Las desigualdad e inequidad de género es un hecho incuestionable en todo el mundo y, esto se ha acentuado y disparado con la pandemia por la Covid19.
De acuerdo con ONU-Mujeres la pandemia ha puesto en evidencia lo que ya venía sucediendo:
Al menos 243 millones de mujeres y niñas (de 15 a 49 años) han sufrido violencia física o sexual por parte de la pareja en el último año.
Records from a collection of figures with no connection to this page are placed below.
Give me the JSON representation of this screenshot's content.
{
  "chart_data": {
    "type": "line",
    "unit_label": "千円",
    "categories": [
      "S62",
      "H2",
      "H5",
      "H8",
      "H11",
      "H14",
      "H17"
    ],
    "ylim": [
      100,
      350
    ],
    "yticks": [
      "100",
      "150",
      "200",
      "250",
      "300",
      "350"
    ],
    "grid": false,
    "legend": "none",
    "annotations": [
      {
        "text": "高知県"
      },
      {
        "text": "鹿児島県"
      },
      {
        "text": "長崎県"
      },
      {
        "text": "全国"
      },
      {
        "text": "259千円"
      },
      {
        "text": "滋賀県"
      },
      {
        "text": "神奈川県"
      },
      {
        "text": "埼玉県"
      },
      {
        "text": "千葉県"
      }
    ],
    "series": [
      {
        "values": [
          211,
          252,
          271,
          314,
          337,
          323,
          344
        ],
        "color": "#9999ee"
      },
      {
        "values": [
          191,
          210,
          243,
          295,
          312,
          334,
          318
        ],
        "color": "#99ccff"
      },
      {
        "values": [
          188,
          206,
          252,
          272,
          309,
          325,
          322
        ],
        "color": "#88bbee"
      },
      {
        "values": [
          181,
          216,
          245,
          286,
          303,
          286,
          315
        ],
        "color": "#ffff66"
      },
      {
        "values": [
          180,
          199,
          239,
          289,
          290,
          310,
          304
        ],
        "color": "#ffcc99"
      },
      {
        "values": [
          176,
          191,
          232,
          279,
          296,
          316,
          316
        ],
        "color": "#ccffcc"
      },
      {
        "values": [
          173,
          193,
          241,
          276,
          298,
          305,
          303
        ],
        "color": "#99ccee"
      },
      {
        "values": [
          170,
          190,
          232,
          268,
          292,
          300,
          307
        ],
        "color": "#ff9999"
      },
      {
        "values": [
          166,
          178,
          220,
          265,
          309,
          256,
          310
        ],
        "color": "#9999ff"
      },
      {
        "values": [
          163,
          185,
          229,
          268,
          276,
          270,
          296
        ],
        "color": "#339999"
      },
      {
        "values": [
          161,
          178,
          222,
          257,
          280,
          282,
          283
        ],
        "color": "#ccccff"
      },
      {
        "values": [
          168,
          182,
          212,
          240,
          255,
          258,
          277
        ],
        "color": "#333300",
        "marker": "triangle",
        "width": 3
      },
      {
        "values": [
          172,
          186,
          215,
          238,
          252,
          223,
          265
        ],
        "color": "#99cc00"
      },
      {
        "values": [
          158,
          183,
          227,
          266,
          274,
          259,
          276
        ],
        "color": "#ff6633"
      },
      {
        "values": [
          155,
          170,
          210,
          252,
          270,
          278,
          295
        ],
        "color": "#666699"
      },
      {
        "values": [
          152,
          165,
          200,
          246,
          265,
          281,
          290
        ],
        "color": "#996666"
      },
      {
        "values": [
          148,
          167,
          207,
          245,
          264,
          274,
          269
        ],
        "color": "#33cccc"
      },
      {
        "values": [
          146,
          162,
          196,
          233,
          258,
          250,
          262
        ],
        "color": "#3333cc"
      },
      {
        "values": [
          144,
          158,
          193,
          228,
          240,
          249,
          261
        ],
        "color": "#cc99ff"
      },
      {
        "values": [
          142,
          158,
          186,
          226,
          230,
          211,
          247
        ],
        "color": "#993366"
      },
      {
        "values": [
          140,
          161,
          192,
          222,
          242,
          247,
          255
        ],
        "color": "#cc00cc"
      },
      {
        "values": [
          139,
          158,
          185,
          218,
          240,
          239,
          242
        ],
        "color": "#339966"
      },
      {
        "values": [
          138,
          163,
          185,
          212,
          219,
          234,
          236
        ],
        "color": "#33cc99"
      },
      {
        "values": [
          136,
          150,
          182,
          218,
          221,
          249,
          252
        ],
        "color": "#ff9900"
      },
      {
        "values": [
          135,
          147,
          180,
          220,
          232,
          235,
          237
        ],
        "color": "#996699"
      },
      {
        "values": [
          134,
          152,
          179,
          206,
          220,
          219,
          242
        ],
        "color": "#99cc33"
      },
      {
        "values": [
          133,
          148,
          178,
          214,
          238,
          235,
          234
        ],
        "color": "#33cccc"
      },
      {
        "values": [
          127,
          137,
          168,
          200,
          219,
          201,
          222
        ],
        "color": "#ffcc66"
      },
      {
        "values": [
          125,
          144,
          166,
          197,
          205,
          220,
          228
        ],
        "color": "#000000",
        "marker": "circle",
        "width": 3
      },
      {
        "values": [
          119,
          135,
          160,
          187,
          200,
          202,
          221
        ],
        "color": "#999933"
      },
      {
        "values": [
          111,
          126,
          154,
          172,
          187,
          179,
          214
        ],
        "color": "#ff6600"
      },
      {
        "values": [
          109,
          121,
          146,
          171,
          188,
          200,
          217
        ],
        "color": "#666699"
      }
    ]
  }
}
Durante la pandemia esta violencia ha crecido a causa del confinamiento.
137 mujeres son asesinadas a diario en el mundo por un miembro de su familia
Menos del 40 % de las mujeres que sufren violencia buscan algún tipo de ayuda y menos del 10% de quienes lo hacen recurren a la policía.
Pero estas espeluznantes cifras son reflejo de una realidad que está presente en nuestros yoes más profundos: ¿Cómo construimos la realidad de que las mujeres son “inferiores” a los hombres? ¿Cómo hemos llegado al punto de reconocerles “menos” derechos a las mujeres que a los hombres?
Este tratamiento dispar entre mujeres y hombres no es más que un reflejo de la estructura social que construimos desde casa, en los colegios, en las universidades, en el ámbito privado y en el ámbito público.
A pesar de que hay esfuerzos desde la sociedad civil mundial, de algunos gobiernos y, de por supuesto de organismos internacionales como ONU-Mujeres, la desigualdad traspasa todos los ámbitos de la sociedad, esa es la estructura en la que hemos construido la realidad y también esta presente en empresas, servicio público y organizaciones e instituciones públicas.
Contario a este panorama descubrimos instrumentos internacionales que intentan paliar y equilibrar esta situación, ejemplo de ello son: la Convención para la Eliminación de Todas las Formas de Discriminación Contra la Mujer y su protocolo facultativo; la Declaración sobre la Eliminación de la Violencia Contra la Mujer; o la Convención Interamericana para Prevenir, Sancionar y Erradicar la Violencia Contra la Mujer.
Pero de nada sirven estos compromisos internacionales si los Estados y sus respectivos gobiernos no los hacen cumplir de manera cabal.
Traigo a colación la decisión del día 29 de julio 2020 de la Suprema Corte de Justicia de la Nación mexicana para NO despenalizar el aborto en Veracruz generando, al menos a priori, Violencia Institucional en contra de la mujer.
La Ley General de Acceso de las Mujeres a una Vida Libre de Violencia, reflejo de los instrumentos internacionales que antes nombré, define como Violencia Institucional “los actos u omisiones de las y los servidores públicos de cualquier orden de gobierno que discriminen o tengan como fin dilatar, obstaculizar o impedir el goce y ejercicio de los derechos humanos de las mujeres así como su acceso al disfrute de políticas públicas destinadas a prevenir, atender, investigar, sancionar y erradicar los diferentes tipos de violencia”.
La pregunta sobre la decisión de la Corte es: ¿esta decisión obstaculiza el derecho humano de acceso a la justicia y a una tutela judicial efectiva al negarse a entrar en el fondo del asunto más allá de los formalismos tan venerados por algunos juristas cuadrados?
Aunque polémico, el aborto es un tema de mujeres y para mujeres, aunque la Corte mexicana se ha jactado de proteger los Derechos Humanos y hasta un reconocimiento de la ONU obtuvo, tal parece que la violencia institucional contra las mujeres sigue presente en el alto tribunal y, que la progresividad (eterna) de los Derechos humanos para las mujeres sigue siendo determinada por la misma estructura prehistórica de la que antes hablaba.
La estructura sigue siendo camisa de fuerza para algunos, pero hay muchas progresistas que están provocando que esa estructura termine por caer.
Carlos Gonzalo Blanco Rodríguez
Abogado internacionalista y catedrático universitario.